CIRAD is a research agency designed to help developing countries develop their agricultural industries, in a form of French scientific diplomacy. They partnered in this project with scientists in 18 different countries, the United States Department of Agriculture, the University of Reading in Britain, and the Biscuit Cake Chocolate & Confectionery Association. The latter is a British trade group representing sweets manufacturers in both London and the European Union. No word whether they're hiring.
According to a press release for the Theobroma study, unspecified "support" was granted through chocolate manufacturers Hershey Corp. and Valrhona along with the Venezuelan Ministry of Science, Technology and Industry, among others.
The DNA of the cacao tree was just published in the scientific journal Nature Genetics. Parsing through the scientific jargon, the study abstract indicates economic benefits to the study:
We sequenced and assembled the draft genome of Theobroma cacao, an economically important tropical-fruit tree crop that is the source of chocolate. This assembly corresponds to 76% of the estimated genome size and contains almost all previously described genes, with 82% of these genes anchored on the 10 T. cacao chromosomes. Analysis of this sequence information highlighted specific expansion of some gene families during evolution, for example, flavonoid-related genes. It also provides a major source of candidate genes for T. cacao improvement.
While Theobroma is often used to manufacture gourmet chocolates, that particular variety of cacao tree often remains vulnerable to disease. Information gleaned from this study could be used to breed bioresistant varieties of Theobroma.
2010 was a bumper year for deciphering the genome sequence of cacao. A rival cacao DNA study was funded by Hershey's archenemies over at Mars. This study, the Cacao Genome Database, focuses on the more commercially mainstream cacao variety of and has not been published in an academic journal as of press time.
According to research team member Siela Maximova of Penn State, the Theobroma study could have big benefits for chocolate lovers:
"Our analysis of the Criollo genome has uncovered the genetic basis of pathways leading to the most important quality traits of chocolate—oil, flavonoid and terpene biosynthesis […] It has also led to the discovery of hundreds of genes potentially involved in pathogen resistance, all of which can be used to accelerate the development of elite varieties of cacao in the future."

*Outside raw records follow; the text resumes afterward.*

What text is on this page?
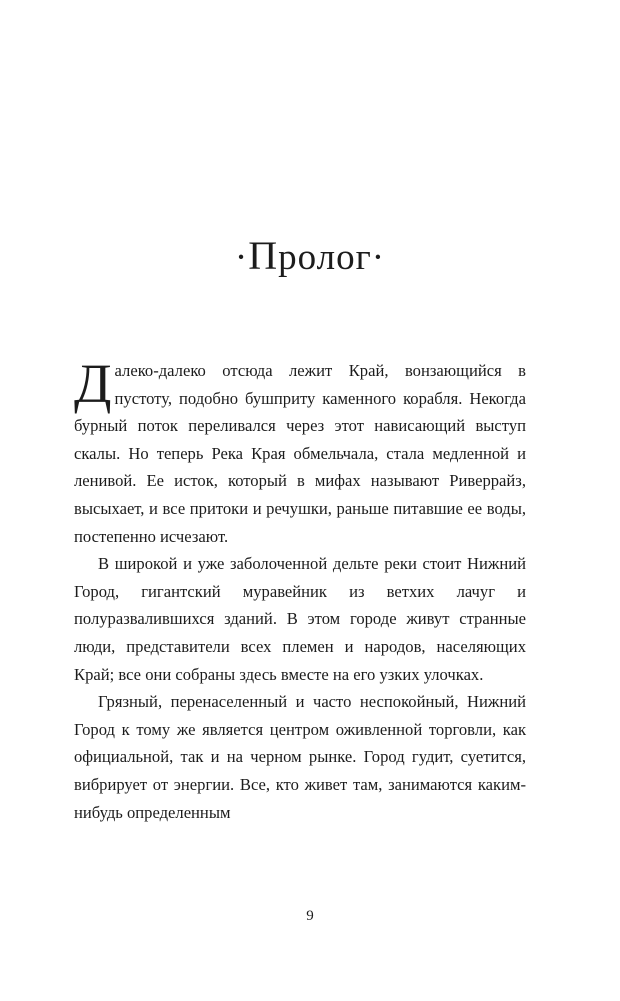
·Пролог·

Далеко-далеко отсюда лежит Край, вонзающийся в пустоту, подобно бушприту каменного корабля. Некогда бурный поток переливался через этот нависающий выступ скалы. Но теперь Река Края обмельчала, стала медленной и ленивой. Ее исток, который в мифах называют Риверрайз, высыхает, и все притоки и речушки, раньше питавшие ее воды, постепенно исчезают.

В широкой и уже заболоченной дельте реки стоит Нижний Город, гигантский муравейник из ветхих лачуг и полуразвалившихся зданий. В этом городе живут странные люди, представители всех племен и народов, населяющих Край; все они собраны здесь вместе на его узких улочках.

Грязный, перенаселенный и часто неспокойный, Нижний Город к тому же является центром оживленной торговли, как официальной, так и на черном рынке. Город гудит, суетится, вибрирует от энергии. Все, кто живет там, занимаются каким-нибудь определенным

9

Other genes found in the project were responsible for the creation of cocoa butter, the production of flavonoids, natural antioxidants, hormones, pigments, and aromas.
The most likely initial ramification from this study will be the creation of bioengineered disease-resistant fine cocoa. While this will be a boon for consumers, the resulting commodity price changes might not be as good for cacao wholesalers and speculators.